Frozen and fresh allogeneic HSC-iNKT cells were shown to kill more live lung cancer cells (H292-FG) than PBMC-NK cell therapy.

The study also showed that both frozen and fresh allogeneic HSC-iNKT cells killed live leukemia, melanoma, lung cancer, prostate cancer, and multiple myeloma cells in vitro. Compared to PBMC-NK cells, the Yang lab’s cells displayed greater tumor-killing efficacy. Importantly, allogeneic HSC-iNKT cells were also found to remain functional following freezing and thawing, which is crucial for their viability as a widespread, mass-produced treatment.

Factors that support allogeneic HSC-iNKT cells’ prospects as a future widespread cancer therapy include remaining functional following freezing and thawing, high tumor-killing efficacy, and mass-producible by virtue of low immunogenicity.

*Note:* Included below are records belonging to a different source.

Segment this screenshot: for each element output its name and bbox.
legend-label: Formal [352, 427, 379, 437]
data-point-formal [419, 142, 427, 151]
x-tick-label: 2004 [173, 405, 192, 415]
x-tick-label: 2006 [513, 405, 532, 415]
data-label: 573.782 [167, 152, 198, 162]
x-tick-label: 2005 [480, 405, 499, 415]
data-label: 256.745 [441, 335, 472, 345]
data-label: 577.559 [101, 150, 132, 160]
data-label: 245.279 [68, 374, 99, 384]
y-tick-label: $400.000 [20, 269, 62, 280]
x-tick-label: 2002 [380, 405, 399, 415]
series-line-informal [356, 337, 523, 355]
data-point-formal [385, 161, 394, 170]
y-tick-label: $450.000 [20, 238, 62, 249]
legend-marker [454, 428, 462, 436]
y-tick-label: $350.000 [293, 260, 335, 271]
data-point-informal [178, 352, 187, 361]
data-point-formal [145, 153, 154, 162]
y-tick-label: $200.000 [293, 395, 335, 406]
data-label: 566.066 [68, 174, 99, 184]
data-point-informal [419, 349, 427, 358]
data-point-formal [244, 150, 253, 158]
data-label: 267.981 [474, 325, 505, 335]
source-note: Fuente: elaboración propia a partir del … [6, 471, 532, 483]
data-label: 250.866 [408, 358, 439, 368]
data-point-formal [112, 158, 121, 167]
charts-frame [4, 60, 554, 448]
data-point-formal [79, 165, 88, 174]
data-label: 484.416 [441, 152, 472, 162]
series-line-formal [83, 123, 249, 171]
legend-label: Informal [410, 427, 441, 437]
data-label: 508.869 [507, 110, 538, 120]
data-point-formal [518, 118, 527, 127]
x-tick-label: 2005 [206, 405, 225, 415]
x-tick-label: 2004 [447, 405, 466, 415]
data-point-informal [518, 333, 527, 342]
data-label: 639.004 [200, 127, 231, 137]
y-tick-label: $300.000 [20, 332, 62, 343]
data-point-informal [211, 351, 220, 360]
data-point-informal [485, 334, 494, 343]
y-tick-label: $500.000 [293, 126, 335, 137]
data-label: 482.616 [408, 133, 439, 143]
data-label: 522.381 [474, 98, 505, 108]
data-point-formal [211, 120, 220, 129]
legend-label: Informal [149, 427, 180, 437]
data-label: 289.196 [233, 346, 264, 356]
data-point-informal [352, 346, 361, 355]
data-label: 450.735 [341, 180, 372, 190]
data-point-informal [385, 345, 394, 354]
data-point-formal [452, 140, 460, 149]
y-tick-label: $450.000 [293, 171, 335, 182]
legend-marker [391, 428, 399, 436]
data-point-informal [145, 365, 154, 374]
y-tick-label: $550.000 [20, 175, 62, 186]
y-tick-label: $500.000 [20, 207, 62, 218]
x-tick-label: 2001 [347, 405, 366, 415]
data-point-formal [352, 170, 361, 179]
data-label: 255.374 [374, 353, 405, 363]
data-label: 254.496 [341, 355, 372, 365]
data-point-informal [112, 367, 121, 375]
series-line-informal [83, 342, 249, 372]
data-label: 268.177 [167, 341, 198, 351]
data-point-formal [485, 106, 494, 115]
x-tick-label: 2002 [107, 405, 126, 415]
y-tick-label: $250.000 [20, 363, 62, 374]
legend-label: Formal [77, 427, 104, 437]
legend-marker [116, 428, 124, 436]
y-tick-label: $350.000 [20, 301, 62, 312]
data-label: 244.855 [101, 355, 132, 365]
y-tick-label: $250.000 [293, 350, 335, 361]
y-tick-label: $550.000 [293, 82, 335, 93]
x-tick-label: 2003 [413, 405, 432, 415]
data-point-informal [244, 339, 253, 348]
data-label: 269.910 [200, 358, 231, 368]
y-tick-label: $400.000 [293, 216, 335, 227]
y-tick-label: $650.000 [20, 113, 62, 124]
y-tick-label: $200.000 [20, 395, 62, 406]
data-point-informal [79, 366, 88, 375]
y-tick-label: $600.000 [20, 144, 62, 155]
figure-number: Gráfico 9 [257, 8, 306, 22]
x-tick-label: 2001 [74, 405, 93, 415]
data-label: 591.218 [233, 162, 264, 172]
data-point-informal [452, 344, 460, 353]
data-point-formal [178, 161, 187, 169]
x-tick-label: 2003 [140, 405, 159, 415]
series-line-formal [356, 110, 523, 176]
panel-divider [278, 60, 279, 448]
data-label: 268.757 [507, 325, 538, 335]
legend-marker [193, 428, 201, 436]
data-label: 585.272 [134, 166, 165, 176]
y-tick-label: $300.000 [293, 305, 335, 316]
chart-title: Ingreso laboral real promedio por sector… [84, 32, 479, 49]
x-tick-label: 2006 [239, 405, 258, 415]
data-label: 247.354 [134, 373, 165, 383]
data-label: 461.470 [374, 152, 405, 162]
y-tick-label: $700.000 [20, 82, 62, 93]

Dr. Yang told the UCLA Newsroom that one peripheral blood donation could yield 300,000 doses. The researchers are now focused on streamlining manufacturing processes, hoping to better enable mass-production, potentially bringing it to clinical and commercial development more quickly. The Newsroom noted that clinical trials have not yet occurred—this therapy has yet to be tested in humans or evaluated by the FDA. The UCLA Technology Development Group has filed a patent application for this method.

This article is based on the following sources

UCLA scientists make strides toward an ‘off-the-shelf’ immune cell therapy for cancer. (2021, November 16). UCLA Newsroom.
– Yang, L., et al. (2021, November 16). Development of allogeneic HSC-engineered iNKT cells for off-the-shelf cancer immunotherapy. Cell Reports Medicine.